On 18 January 1990, LPI as sublessor, and ASTRO as sublessee, executed a Sublease Agreement whereby
LPI sublet Lot 28-B from 1 February 1990 to 1 February 1995 in which ASTRO would directly pay
monthly rentals to RCAM. LPI and ASTRO paid monthly rentals to RCAM until August and July 1993,
respectively. LPI was not credited the rental payments made by ASTRO.

On 28 September 1993, RCAM and LPI executed a Memorandum of Agreement (MOA) which expressly
cancelled their prior agreements. In this MOA, RCAM leased to LPI from 1 August 1993 to 31 July 1997
the areas subject of the lease agreement, including those sublet to ASTRO, for Php60,783.96/month.
Further, the parties agreed that if lease were to be extended, LPI would pay Php97,084.15/month.
When the lease to ASTRO expired in February 1995, instead of turning over the areas to LPI, RCAM
leased them to Macgraphics Carranz International Corporation (MCIC). In a letter dated 11 February
1995, LPI informed MCIC that it was the lessee of the premises and demanded to remove billboards
within 24 hours. However, MCIC ignored such leter.

On 12 October 1995, RCAM informed LPI that the MOA is considered rescinded as LPI violated the
MOA due to: 1. Non-payment of rentals since March 1995; 2. Misuse of property since November 1994;
and 3. Causing of inconvenience, disturbance and nuisance. RCAM also demanded payment of back
rentals and ordered LPI to vacate the property.

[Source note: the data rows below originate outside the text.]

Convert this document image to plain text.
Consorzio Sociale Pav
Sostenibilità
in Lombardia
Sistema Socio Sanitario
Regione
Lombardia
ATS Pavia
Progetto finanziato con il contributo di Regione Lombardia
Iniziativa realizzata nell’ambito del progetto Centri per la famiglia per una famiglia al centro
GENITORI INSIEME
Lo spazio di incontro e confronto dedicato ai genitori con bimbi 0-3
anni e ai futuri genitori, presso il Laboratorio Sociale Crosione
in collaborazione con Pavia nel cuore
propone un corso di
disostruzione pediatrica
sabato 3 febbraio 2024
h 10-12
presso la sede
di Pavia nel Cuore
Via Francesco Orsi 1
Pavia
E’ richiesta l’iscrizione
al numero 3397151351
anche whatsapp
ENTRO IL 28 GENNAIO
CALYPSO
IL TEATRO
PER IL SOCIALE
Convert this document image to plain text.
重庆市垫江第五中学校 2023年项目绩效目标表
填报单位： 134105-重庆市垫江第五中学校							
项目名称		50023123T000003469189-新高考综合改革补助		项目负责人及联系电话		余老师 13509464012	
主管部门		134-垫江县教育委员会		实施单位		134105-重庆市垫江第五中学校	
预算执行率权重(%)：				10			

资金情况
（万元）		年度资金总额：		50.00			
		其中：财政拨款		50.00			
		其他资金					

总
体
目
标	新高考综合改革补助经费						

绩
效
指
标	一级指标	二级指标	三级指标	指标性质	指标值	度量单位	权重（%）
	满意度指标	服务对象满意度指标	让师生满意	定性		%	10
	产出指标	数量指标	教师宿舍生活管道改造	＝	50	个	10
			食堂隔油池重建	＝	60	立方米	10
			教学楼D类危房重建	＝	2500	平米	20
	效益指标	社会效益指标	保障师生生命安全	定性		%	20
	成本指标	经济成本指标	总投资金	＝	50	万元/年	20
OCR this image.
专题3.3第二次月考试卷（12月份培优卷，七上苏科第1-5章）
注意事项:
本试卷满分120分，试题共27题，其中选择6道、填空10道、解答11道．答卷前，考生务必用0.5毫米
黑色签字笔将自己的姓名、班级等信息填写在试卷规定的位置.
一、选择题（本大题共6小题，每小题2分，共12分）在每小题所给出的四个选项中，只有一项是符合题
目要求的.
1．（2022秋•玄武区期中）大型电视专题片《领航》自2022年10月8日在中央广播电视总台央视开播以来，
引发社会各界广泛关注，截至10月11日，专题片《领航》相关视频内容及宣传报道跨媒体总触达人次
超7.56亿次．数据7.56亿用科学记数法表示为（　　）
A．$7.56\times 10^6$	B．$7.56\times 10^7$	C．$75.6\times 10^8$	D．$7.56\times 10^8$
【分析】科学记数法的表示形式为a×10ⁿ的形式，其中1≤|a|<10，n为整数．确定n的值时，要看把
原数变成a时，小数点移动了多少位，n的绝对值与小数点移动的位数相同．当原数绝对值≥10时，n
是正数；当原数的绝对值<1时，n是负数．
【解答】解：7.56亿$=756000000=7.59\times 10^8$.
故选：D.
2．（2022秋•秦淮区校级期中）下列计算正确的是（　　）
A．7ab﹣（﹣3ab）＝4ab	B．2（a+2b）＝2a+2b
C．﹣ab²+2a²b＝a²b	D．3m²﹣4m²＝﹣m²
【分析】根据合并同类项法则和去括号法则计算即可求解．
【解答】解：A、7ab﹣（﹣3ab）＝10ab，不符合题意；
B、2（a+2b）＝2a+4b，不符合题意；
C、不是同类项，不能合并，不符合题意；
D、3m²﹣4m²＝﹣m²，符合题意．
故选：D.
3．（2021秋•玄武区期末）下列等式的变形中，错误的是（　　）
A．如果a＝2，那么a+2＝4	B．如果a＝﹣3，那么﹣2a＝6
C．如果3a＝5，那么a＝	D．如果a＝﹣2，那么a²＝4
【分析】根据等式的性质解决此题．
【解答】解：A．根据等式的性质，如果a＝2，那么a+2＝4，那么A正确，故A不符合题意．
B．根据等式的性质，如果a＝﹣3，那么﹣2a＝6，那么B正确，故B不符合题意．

On 19 October 1995, LPI filed a complaint against RCAM for consignation of P300,000.00 as back
rentals with writ of preliminary injunction and TRO; and counterclaims. LPI alleged that it should be
credited for the rental payments of ASTRO to RCAM from February 1990 to February 1995. ( This was
later on dismissed.)

Still unaware of complaint, RCAM demanded LPI to pay its back rentals including ASTRO’s and
damages. Thereafter, on 13 November 1995, RCAM filed an unlawful detainer against LPI befor MTC
Makati docketed as Civil Case No. 50450. LPI averred that since ASTRO’s payment to RCAM was
credited to LPI during the second lease period (from 1 August 1993 to 1 February 1995), ASTRO’s rental
payments in the first period (1 February 1990 to 1 August 1993) should also be credited and deducted
from its accountability in the March to October 1995 period. The MTC that first period payment of sublet
rentals should not be credited to LPI since it is considered a donation to RCAM and such is a stipulation
pour autrui.

The RTC ruled that LPI should be credited the first period payment rentals should be credited to LPI.